Anish Kapoor, uno degli scultori più influenti della su generazione, divenne famoso per le sue immense e piccole sculture, pubbliche e private, capolavori nella forma e proprie opere di ingegneria.
L’artista nelle sue sculture e installazioni richiama sempre il coinvolgimento sensoriale dell’osservatore, in una dimensione percettiva che ha come scopo quello di giocare con i sensi ed alterare lo spazio.

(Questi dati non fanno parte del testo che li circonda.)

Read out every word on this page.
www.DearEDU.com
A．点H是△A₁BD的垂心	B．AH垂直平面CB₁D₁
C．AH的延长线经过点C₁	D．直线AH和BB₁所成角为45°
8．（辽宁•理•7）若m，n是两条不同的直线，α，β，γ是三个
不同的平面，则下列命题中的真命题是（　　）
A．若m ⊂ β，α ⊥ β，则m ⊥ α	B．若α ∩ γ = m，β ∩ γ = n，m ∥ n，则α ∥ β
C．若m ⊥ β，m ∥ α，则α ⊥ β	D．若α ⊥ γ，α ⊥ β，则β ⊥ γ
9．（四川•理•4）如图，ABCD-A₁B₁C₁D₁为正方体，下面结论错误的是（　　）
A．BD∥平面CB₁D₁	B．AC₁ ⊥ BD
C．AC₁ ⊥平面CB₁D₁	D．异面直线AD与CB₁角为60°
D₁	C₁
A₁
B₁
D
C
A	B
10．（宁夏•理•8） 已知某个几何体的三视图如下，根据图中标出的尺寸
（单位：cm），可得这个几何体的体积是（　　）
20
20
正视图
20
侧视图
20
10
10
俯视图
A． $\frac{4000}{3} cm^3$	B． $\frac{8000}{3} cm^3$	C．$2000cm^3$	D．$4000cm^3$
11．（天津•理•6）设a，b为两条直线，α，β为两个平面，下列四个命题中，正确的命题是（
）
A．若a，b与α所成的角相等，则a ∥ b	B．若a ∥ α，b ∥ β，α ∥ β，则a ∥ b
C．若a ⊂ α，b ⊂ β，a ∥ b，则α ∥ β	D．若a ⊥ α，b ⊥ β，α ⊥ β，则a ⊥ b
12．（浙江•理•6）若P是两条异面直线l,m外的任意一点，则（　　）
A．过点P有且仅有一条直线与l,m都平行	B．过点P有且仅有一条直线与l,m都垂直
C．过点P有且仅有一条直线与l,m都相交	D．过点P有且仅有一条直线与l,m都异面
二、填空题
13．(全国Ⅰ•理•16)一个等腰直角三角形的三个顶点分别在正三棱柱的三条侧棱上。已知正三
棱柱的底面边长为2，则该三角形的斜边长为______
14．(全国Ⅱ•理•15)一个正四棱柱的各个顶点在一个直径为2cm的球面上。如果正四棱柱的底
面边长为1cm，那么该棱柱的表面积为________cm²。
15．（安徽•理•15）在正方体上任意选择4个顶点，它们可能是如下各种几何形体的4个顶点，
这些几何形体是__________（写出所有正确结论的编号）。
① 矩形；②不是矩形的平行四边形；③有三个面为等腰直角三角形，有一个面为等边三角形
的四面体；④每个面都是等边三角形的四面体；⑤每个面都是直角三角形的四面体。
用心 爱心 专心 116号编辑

Pieno e vuoto, concavo e convesso, esterno e interno, cielo e terra: le sue sculture sono astratte e concettuali, spesso enigmatiche. Le forme si rovesciano, i materiali non sono dipinti ma impregnati nel colore, come a negare l’idea di una superficie esterna, invitando l’osservatore a una immaginazione interna.

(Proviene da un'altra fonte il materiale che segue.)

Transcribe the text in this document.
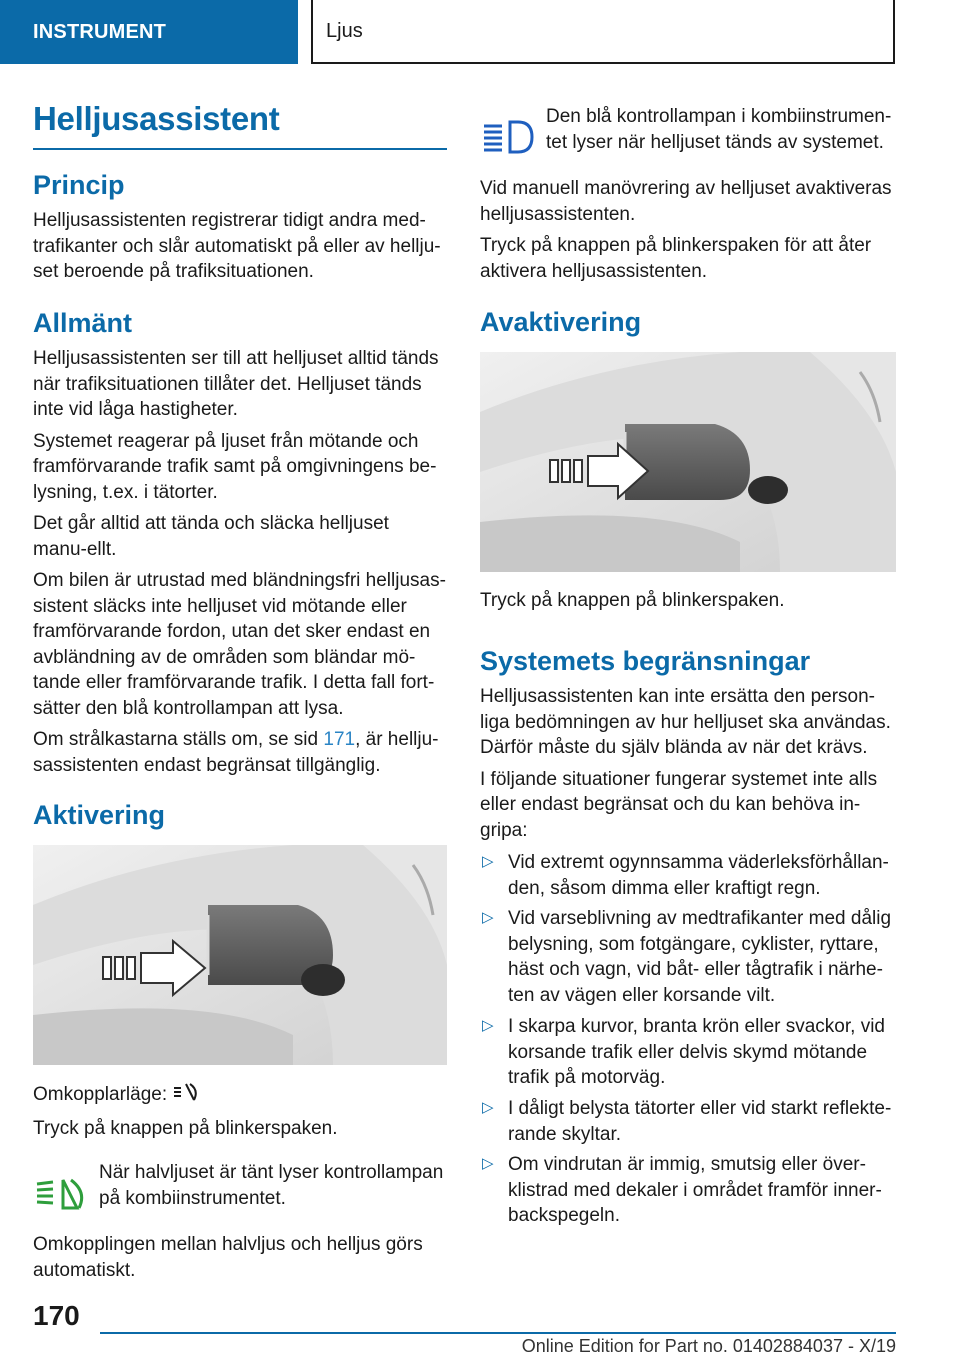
INSTRUMENT	Ljus
Helljusassistent
Princip

Helljusassistenten registrerar tidigt andra med-trafikanter och slår automatiskt på eller av hellju-set beroende på trafiksituationen.

Allmänt

Helljusassistenten ser till att helljuset alltid tänds när trafiksituationen tillåter det. Helljuset tänds inte vid låga hastigheter.

Systemet reagerar på ljuset från mötande och framförvarande trafik samt på omgivningens be-lysning, t.ex. i tätorter.

Det går alltid att tända och släcka helljuset manu-ellt.

Om bilen är utrustad med bländningsfri helljusas-sistent släcks inte helljuset vid mötande eller framförvarande fordon, utan det sker endast en avbländning av de områden som bländar mö-tande eller framförvarande trafik. I detta fall fort-sätter den blå kontrollampan att lysa.

Om strålkastarna ställs om, se sid 171, är hellju-sassistenten endast begränsat tillgänglig.

Aktivering

Omkopplarläge:

Tryck på knappen på blinkerspaken.

När halvljuset är tänt lyser kontrollampan på kombiinstrumentet.

Omkopplingen mellan halvljus och helljus görs automatiskt.

Den blå kontrollampan i kombiinstrumen-tet lyser när helljuset tänds av systemet.

Vid manuell manövrering av helljuset avaktiveras helljusassistenten.

Tryck på knappen på blinkerspaken för att åter aktivera helljusassistenten.

Avaktivering

Tryck på knappen på blinkerspaken.

Systemets begränsningar

Helljusassistenten kan inte ersätta den person-liga bedömningen av hur helljuset ska användas. Därför måste du själv blända av när det krävs.

I följande situationer fungerar systemet inte alls eller endast begränsat och du kan behöva in-gripa:

▷ Vid extremt ogynnsamma väderleksförhållan-den, såsom dimma eller kraftigt regn.

▷ Vid varseblivning av medtrafikanter med dålig belysning, som fotgängare, cyklister, ryttare, häst och vagn, vid båt- eller tågtrafik i närhe-ten av vägen eller korsande vilt.

▷ I skarpa kurvor, branta krön eller svackor, vid korsande trafik eller delvis skymd mötande trafik på motorväg.

▷ I dåligt belysta tätorter eller vid starkt reflekte-rande skyltar.

▷ Om vindrutan är immig, smutsig eller över-klistrad med dekaler i området framför inner-backspegeln.

170
Online Edition for Part no. 01402884037 - X/19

Kapoor inizia la sua carriera negli anni Ottanta con sculture geometriche e biomorfe usando materiali semplici come granito, calcare, marmo e pigmenti ed intonaci monocromatici e saturi per definire e permeare le forme.

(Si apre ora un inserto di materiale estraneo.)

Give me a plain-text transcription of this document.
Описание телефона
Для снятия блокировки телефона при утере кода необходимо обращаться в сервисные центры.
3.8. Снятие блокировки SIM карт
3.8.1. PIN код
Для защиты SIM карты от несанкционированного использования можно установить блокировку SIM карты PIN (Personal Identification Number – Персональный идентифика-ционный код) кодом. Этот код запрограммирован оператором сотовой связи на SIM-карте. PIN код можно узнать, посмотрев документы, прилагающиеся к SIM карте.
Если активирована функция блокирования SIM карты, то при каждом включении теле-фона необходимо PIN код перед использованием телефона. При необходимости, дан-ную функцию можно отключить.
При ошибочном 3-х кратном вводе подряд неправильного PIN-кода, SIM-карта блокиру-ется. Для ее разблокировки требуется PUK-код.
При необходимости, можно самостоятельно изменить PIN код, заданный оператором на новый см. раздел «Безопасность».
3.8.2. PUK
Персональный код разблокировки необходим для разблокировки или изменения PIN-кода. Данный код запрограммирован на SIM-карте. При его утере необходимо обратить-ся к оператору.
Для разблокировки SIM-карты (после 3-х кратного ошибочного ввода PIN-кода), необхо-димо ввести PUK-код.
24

Nascono così le serie a Thousand Names o Mother as a Mountain. Le forme sembrano emergere parzialmente dal pavimento come icerbergs ricoperte da colori saturi che cadono nel pavimento come semplici polveri e pigmenti.
L’ispirazione delle forme verrebbe da un viaggio compiuto in Giappone dall’artista che venne in contatto con l’estetica delle forme dei giardini zen giapponesi intrisi di conoscenza e purezza dove una pietra non rappresenta solo una pietra. I colori saturi invece sono parte del suo background induista e dalle montagnole di colori puri visti all’esterno dei templi induisti. Il colore rosso è simbolo di vita (utero materno) e morte (luogo di sepoltura) e insieme danno un senso di eternità e di mistero nelle sue opere.
Alla fine degli anni Ottanta e inizi degli anni Novanta il suo lavoro si concentra sulla materia e non materia, le sue sculture sembrano allontanarsi alla distanza, sparire nel pavimento o si distorcersi nello spazio intorno a loro. Gioca con il dualismo cielo-terra, materia-spirito, luce-tenebra, visibile-invisibile, coscienza-incoscienza, uomo-donna e corpo e mente.
Il suo lavoro lo porta a rivedere e analizzare il mito della caverna di Platone e l’oscurità nella sua opera Descent into limbo, opera che consiste in un buco profondo di 2,5 metri nel pavimento colorato di un nero molto scuro che può apparentemente sembrare una superficie nera piatta dipinta sul pavimento.
Kapoor descrive il suo interesse per cavità e spazi vuoti in termini di “sensuale incertezza”, che fanno emergere una serie di forze entrambe esterne e interne, fisiche e inconsce.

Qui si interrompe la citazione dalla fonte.